Once the dynamic linker has the names of the libraries, it will attempt to find the shared library on the filesystem. It will look through directories such as /lib/ or /usr/lib as well as user provided directories using the LD_LIBRARY_PATH environment variable.

Once the dynamic linker has found the shared library on the filesystem (usually a .so file), it maps it into a newly allocated location in the address space. With ASLR, the location is randomized as a security defense.

Load-time relocation

Now, the dynamic linker needs to tell the application where the shared library is loaded so that it can resolve it’s references to shared library symbols (i.e. shared library functions).

One way this was historically done was with “load-time relocations”. Here’s a phenomenal blob post on how it works. The high level idea is that the original linker doesn’t know where shared libraries will be loaded so it leaves notes (or relocation entries) for the dynamic linker to find later and fill in the gaps.
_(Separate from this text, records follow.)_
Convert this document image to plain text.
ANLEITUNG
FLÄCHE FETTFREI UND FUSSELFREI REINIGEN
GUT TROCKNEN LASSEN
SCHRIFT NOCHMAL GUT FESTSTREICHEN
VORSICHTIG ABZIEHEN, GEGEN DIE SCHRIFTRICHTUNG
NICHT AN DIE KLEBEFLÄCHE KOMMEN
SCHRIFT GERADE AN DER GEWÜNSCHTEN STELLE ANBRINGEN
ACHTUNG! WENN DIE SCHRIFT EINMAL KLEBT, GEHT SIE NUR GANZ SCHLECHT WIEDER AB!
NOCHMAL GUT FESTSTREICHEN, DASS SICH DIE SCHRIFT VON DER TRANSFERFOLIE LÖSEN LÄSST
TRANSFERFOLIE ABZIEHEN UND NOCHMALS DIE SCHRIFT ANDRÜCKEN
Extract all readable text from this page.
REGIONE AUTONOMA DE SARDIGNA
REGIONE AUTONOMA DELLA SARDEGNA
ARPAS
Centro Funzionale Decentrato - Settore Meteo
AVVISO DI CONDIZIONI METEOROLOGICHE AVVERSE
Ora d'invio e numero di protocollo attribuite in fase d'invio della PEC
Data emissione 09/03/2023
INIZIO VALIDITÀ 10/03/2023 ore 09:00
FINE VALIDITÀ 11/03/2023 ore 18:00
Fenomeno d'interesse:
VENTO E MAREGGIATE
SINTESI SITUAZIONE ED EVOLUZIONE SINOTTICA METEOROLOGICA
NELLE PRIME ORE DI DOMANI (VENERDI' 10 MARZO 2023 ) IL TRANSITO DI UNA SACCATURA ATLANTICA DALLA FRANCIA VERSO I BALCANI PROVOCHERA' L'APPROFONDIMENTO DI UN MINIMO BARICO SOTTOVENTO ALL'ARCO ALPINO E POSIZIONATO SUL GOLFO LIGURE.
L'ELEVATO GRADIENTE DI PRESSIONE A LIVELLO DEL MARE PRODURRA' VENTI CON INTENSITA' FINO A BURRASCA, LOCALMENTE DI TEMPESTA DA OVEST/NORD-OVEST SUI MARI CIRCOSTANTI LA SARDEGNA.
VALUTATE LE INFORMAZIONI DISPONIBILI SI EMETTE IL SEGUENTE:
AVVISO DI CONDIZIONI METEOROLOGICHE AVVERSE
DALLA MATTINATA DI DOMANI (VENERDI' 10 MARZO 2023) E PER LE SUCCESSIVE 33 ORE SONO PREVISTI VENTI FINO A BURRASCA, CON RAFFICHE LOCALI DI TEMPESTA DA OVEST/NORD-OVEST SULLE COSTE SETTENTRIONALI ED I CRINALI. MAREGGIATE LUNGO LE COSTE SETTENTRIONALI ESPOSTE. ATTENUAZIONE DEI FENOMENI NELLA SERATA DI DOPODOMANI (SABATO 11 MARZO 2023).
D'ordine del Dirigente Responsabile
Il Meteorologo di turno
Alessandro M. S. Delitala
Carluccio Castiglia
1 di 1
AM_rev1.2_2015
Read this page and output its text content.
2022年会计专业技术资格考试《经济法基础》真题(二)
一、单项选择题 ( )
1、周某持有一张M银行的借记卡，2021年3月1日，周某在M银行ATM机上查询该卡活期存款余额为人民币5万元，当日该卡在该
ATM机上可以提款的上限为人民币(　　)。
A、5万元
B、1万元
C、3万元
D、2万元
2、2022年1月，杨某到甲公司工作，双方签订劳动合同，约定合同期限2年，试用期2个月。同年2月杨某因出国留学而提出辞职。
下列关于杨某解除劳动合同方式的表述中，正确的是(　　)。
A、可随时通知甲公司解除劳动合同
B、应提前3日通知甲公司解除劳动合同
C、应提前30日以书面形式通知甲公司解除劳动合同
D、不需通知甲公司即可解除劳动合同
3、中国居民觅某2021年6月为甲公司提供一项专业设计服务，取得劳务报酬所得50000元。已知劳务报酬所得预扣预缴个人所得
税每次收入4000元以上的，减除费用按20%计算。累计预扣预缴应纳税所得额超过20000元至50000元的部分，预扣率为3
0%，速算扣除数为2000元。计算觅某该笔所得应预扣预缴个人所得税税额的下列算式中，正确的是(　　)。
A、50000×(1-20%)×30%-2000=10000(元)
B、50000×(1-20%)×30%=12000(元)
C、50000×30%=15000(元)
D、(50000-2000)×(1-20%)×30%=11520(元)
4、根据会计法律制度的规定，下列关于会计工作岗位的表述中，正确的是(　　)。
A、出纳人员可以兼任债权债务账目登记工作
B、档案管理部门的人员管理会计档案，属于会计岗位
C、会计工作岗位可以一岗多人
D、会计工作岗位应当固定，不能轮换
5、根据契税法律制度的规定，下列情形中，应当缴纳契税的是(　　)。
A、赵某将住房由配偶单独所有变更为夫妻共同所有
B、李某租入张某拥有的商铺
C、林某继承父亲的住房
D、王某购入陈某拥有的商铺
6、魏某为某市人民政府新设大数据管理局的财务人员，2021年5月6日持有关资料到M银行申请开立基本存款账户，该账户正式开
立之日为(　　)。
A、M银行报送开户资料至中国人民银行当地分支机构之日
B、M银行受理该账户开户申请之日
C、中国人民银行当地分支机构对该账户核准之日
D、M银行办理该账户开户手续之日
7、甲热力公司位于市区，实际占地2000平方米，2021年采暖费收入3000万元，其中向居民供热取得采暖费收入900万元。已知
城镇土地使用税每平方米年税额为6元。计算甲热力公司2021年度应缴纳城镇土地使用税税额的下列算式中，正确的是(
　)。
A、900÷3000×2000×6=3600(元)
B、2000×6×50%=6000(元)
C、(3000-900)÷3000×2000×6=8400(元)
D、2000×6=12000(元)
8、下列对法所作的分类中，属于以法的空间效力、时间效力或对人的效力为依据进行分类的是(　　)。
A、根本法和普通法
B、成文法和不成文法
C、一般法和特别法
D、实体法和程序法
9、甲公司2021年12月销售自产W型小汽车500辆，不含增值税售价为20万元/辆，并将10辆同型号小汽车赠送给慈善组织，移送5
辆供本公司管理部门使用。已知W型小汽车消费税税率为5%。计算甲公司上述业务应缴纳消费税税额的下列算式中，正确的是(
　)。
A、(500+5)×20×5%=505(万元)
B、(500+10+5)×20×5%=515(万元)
The dynamic linker will then resolve the relocations and write the actual address to the application’s executable file.

Here are some problems with load-time relocation:

  1. Patching all relocation entries can be lengthy, as the dynamic linker needs to patch every variable reference.
  2. It’s not a good security idea to allow writable text sections.
  3. Making text sections writable destroys the potential for shared library text sections to be shared since every process would have relocations applied at different addresses. :(

Global Offset Table (GOT) & Position Independent Code (PIC)

We just learned that load-time relocations are too costly at runtime, since the dynamic linker has to perform a relocation for every instruction that references a global variable. Instead, we can reduce the number of relocations needed with a bit of indirection. 1

Imagine that instead of looking up global variables by their actual address, our code would find the address of the global variables in a lookup table first. This way, the dynamic linker can update the entries of this lookup table with the actual address of each variable.

We call this lookup table the Global Offset Table (GOT).

Let’s see how this addresses our concerns from earlier:

  1. Performance-wise, this is a huge improvement as opposed to modifying each memory reference in all instructions from the text section.
  2. Security-wise, we can keep the text section read-only since the GOT can live in writable memory.
  3. Most importantly, we don’t need to modify any text sections and can re-use shared library text sections between processes.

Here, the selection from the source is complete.